A elaboração da carta educativa é da competência da câmara municipal, sendo aprovada pela assembleia municipal respectiva, após discussão e parecer do conselho municipal de educação. O Ministério da Educação, através das Direcções Regionais de Educação, presta o apoio técnico necessário, disponibiliza toda a informação indispensável à elaboração da Carta Educativa e suporta 50% das respectivas despesas.
A Carta Educativa, integrando o Plano Director Municipal, está sujeita a ratificação governamental, mediante parecer prévio vinculativo do Ministério da Educação, entidade com a qual as câmaras municipais devem articular estreitamente as suas intervenções, por forma a garantir o cumprimento dos princípios, objectivos e parâmetros técnicos estatuídos quanto ao reordenamento da rede educativa, bem como a eficácia dos programas e projectos supra municipais ou de interesse supra municipal. (Art.º 19.º do Decreto-Lei n.º 7/2003, de 15 de Janeiro).
4. Qual o âmbito territorial da carta educativa?
A carta educativa pode ser de âmbito Municipal ou de âmbito Supra Municipal quando os municípios articulem entre si, nomeadamente através das respectivas federações e associações, e com o Ministério da Educação o desenvolvimento de instrumentos de planeamento e ordenamento da rede educativa de nível supra municipal. ( Art.º 19.º do Decreto-Lei n.º 7/2003, de 15 de Janeiro).
5. Qual a competência do Conselho Municipal de Educação em matéria relativa à Carta Educativa?

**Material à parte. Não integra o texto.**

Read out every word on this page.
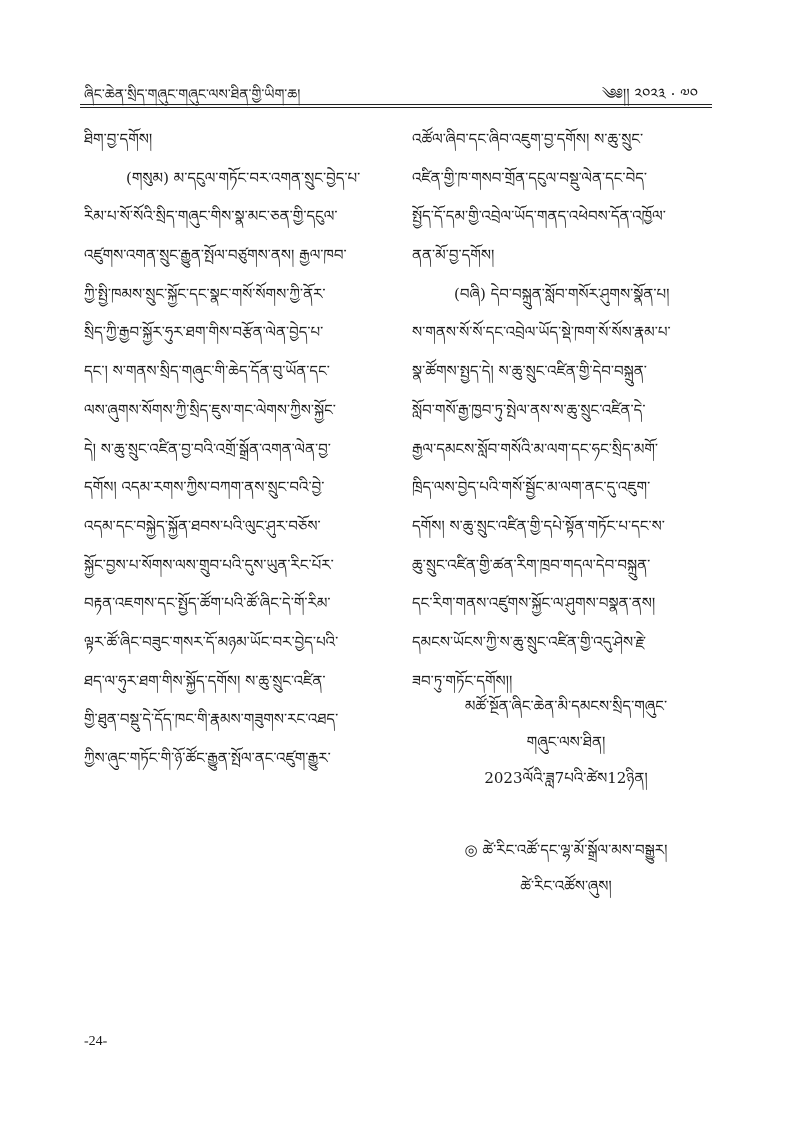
ཞིང་ཆེན་སྲིད་གཞུང་གཞུང་ལས་ཐིན་གྱི་ཡིག་ཆ།	༄༅།། ༢༠༢༣ · ༧༠
ཐིག་བྱ་དགོས།
(གསུམ) མ་དངུལ་གཏོང་བར་འགན་སྲུང་བྱེད་པ་
རིམ་པ་སོ་སོའི་སྲིད་གཞུང་གིས་སྣ་མང་ཅན་གྱི་དངུལ་
འཛུགས་འགན་སྲུང་རྒྱུན་སྤོལ་བཙུགས་ནས། རྒྱལ་ཁབ་
ཀྱི་སྤྱི་ཁམས་སྲུང་སྐྱོང་དང་སྣང་གསོ་སོགས་ཀྱི་ནོར་
སྲིད་ཀྱི་རྒྱབ་སྐྱོར་ཧུར་ཐག་གིས་བརྩོན་ལེན་བྱེད་པ་
དང་། ས་གནས་སྲིད་གཞུང་གི་ཆེད་དོན་བུ་ཡོན་དང་
ལས་ཞུགས་སོགས་ཀྱི་སྲིད་ཇུས་གང་ལེགས་ཀྱིས་སྐྱོང་
དེ། ས་ཆུ་སྲུང་འཛིན་བྱ་བའི་འགྲོ་སྒྲོན་འགན་ལེན་བྱ་
དགོས། འདམ་རགས་ཀྱིས་བཀག་ནས་སྲུང་བའི་བྱེ་
འདམ་དང་བསྐྱེད་སྐྱོན་ཐབས་པའི་ལུང་ཤུར་བཅོས་
སྐྱོང་བྱས་པ་སོགས་ལས་གྲུབ་པའི་དུས་ཡུན་རིང་པོར་
བརྟན་འཇགས་དང་སྤྱོད་ཚོག་པའི་ཚོ་ཞིང་དེ་གོ་རིམ་
ལྟར་ཚོ་ཞིང་བཟུང་གསར་དོ་མཉམ་ཡོང་བར་བྱེད་པའི་
ཐད་ལ་ཧུར་ཐག་གིས་སྐྱོད་དགོས། ས་ཆུ་སྲུང་འཛིན་
གྱི་ཐུན་བསྡུ་དེ་དོད་ཁང་གི་རྣམས་གཟུགས་རང་འཐད་
ཀྱིས་ཞུང་གཏོང་གི་ཉོ་ཚོང་རྒྱུན་སྤོལ་ནང་འཛུག་རྒྱུར་
འཚོལ་ཞིབ་དང་ཞིབ་འཇུག་བྱ་དགོས། ས་ཆུ་སྲུང་
འཛིན་གྱི་ཁ་གསབ་གྲོན་དངུལ་བསྡུ་ལེན་དང་བེད་
སྤྱོད་དོ་དམ་གྱི་འབྲེལ་ཡོད་གནད་འཕེབས་དོན་འཁྱོལ་
ནན་མོ་བྱ་དགོས།
(བཞི) དེབ་བསྐྲུན་སློབ་གསོར་ཤུགས་སྣོན་པ།
ས་གནས་སོ་སོ་དང་འབྲེལ་ཡོད་སྡེ་ཁག་སོ་སོས་རྣམ་པ་
སྣ་ཚོགས་སྤྱད་དེ། ས་ཆུ་སྲུང་འཛིན་གྱི་དེབ་བསྐྲུན་
སློབ་གསོ་རྒྱ་ཁྱབ་ཏུ་སྤེལ་ནས་ས་ཆུ་སྲུང་འཛིན་དེ་
རྒྱལ་དམངས་སློབ་གསོའི་མ་ལག་དང་ཧང་སྲིད་མགོ་
ཁྲིད་ལས་བྱེད་པའི་གསོ་སྦྱོང་མ་ལག་ནང་དུ་འཇུག་
དགོས། ས་ཆུ་སྲུང་འཛིན་གྱི་དཔེ་སྟོན་གཏོང་པ་དང་ས་
ཆུ་སྲུང་འཛིན་གྱི་ཚན་རིག་ཁྲབ་གདལ་དེབ་བསྐྲུན་
དང་རིག་གནས་འཛུགས་སྐྱོང་ལ་ཤུགས་བསྣན་ནས།
དམངས་ཡོངས་ཀྱི་ས་ཆུ་སྲུང་འཛིན་གྱི་འདུ་ཤེས་རྗེ་
ཟབ་ཏུ་གཏོང་དགོས།།
མཚོ་སྔོན་ཞིང་ཆེན་མི་དམངས་སྲིད་གཞུང་
གཞུང་ལས་ཐིན།
2023ལོའི་ཟླ7པའི་ཚེས12ཉིན།
◎ ཚེ་རིང་འཚོ་དང་ལྷ་མོ་སྒྲོལ་མས་བསྒྱུར།
ཚེ་རིང་འཚོས་ཞུས།
-24-
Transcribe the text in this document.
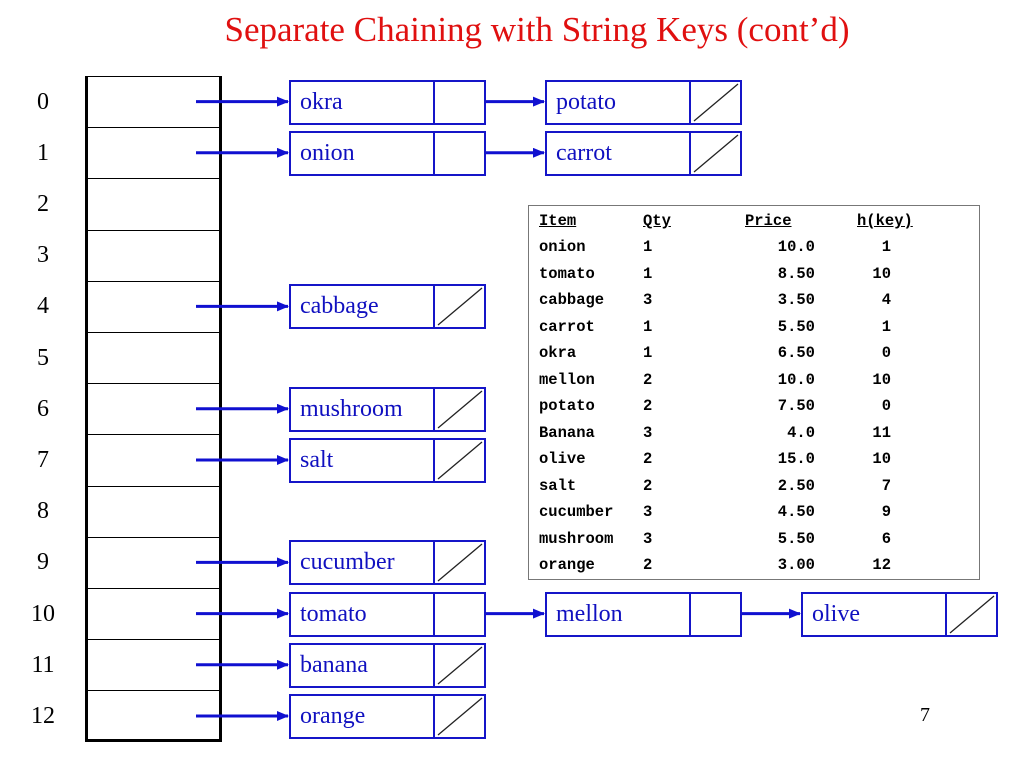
Separate Chaining with String Keys (cont’d)
0
1
2
3
4
5
6
7
8
9
10
11
12
okra	potato
onion	carrot
cabbage
mushroom
salt
cucumber
tomato	mellon	olive
banana
orange
Item	Qty	Price	h(key)
onion	1	10.0	1
tomato	1	8.50	10
cabbage	3	3.50	4
carrot	1	5.50	1
okra	1	6.50	0
mellon	2	10.0	10
potato	2	7.50	0
Banana	3	4.0	11
olive	2	15.0	10
salt	2	2.50	7
cucumber 3	4.50	9
mushroom 3	5.50	6
orange	2	3.00	12
7
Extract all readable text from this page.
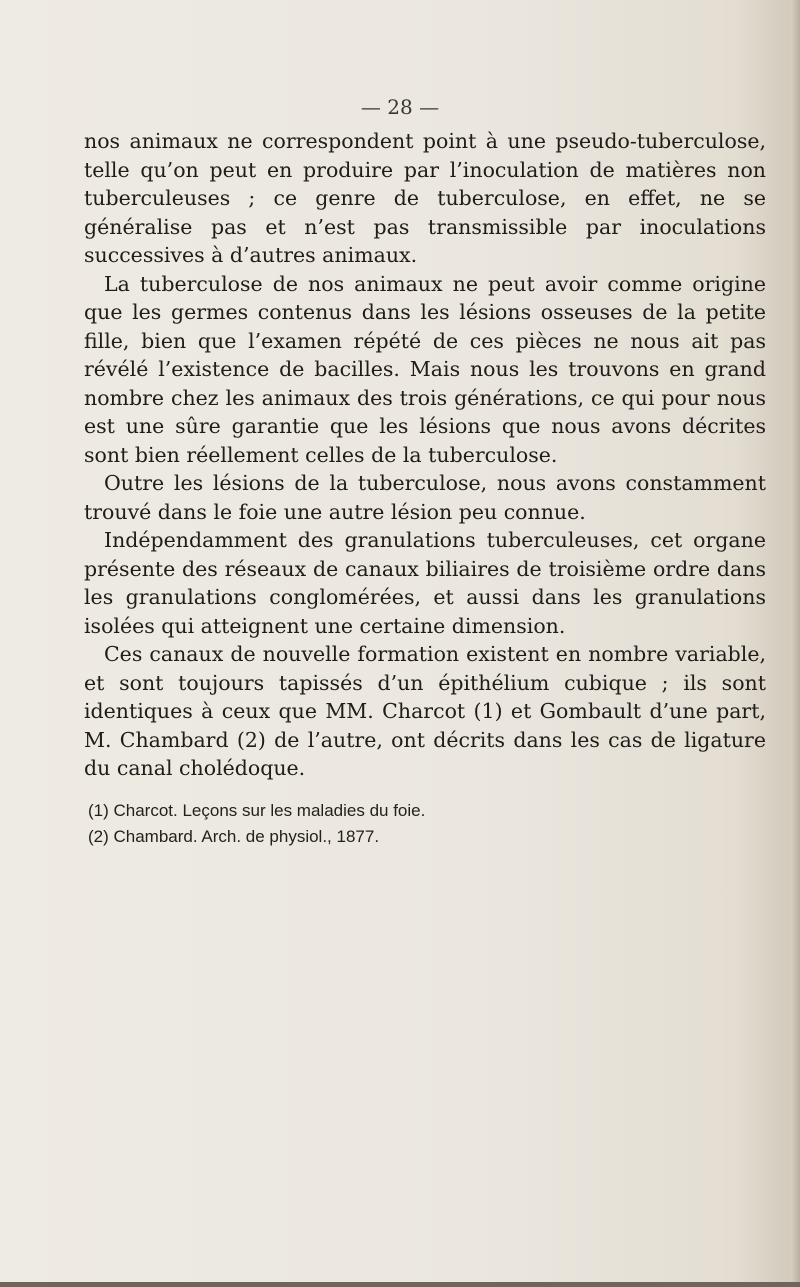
— 28 —

nos animaux ne correspondent point à une pseudo-tuberculose, telle qu’on peut en produire par l’inoculation de matières non tuberculeuses ; ce genre de tuberculose, en effet, ne se généralise pas et n’est pas transmissible par inoculations successives à d’autres animaux.

La tuberculose de nos animaux ne peut avoir comme origine que les germes contenus dans les lésions osseuses de la petite fille, bien que l’examen répété de ces pièces ne nous ait pas révélé l’existence de bacilles. Mais nous les trouvons en grand nombre chez les animaux des trois générations, ce qui pour nous est une sûre garantie que les lésions que nous avons décrites sont bien réellement celles de la tuberculose.

Outre les lésions de la tuberculose, nous avons constamment trouvé dans le foie une autre lésion peu connue.

Indépendamment des granulations tuberculeuses, cet organe présente des réseaux de canaux biliaires de troisième ordre dans les granulations conglomérées, et aussi dans les granulations isolées qui atteignent une certaine dimension.

Ces canaux de nouvelle formation existent en nombre variable, et sont toujours tapissés d’un épithélium cubique ; ils sont identiques à ceux que MM. Charcot (1) et Gombault d’une part, M. Chambard (2) de l’autre, ont décrits dans les cas de ligature du canal cholédoque.

(1) Charcot. Leçons sur les maladies du foie.
(2) Chambard. Arch. de physiol., 1877.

Compete ao C.M.E. deliberar no acompanhamento do processo de elaboração e actualização da Carta Educativa o qual deve resultar de estreita colaboração entre os órgãos Municipais e os serviços do Ministério da Educação que, assegurando a salvaguarda das necessidades de oferta educativa do concelho, deve garantir o adequado ordenamento da rede educativa nacional e municipal. (alínea b) do Art.º 4 do Decreto-Lei n.º 7/2003, de 15 de Janeiro).
6. Quando deve ser revista a Carta Educativa?
Sendo a Carta Educativa um instrumento de planeamento crucial para desenvolvimento das políticas locais e de apoio à decisão em matéria de política educativa, a sua revisão é obrigatória sempre que a rede de um concelho não esteja adequada aos princípios, objectivos técnicos e parâmetros definidos para o reordenamento da rede educativa.
Cabe ao Ministério da Educação em colaboração com as Câmaras Municipais a obrigatoriedade de avaliar a necessidade de revisão da respectiva carta educativa de cinco em cinco anos. À revisão da Carta Educativa são aplicáveis os procedimentos previstos para a respectiva aprovação. (Art.º 20 do Decreto-Lei n.º 7/2003, de 15 de Janeiro).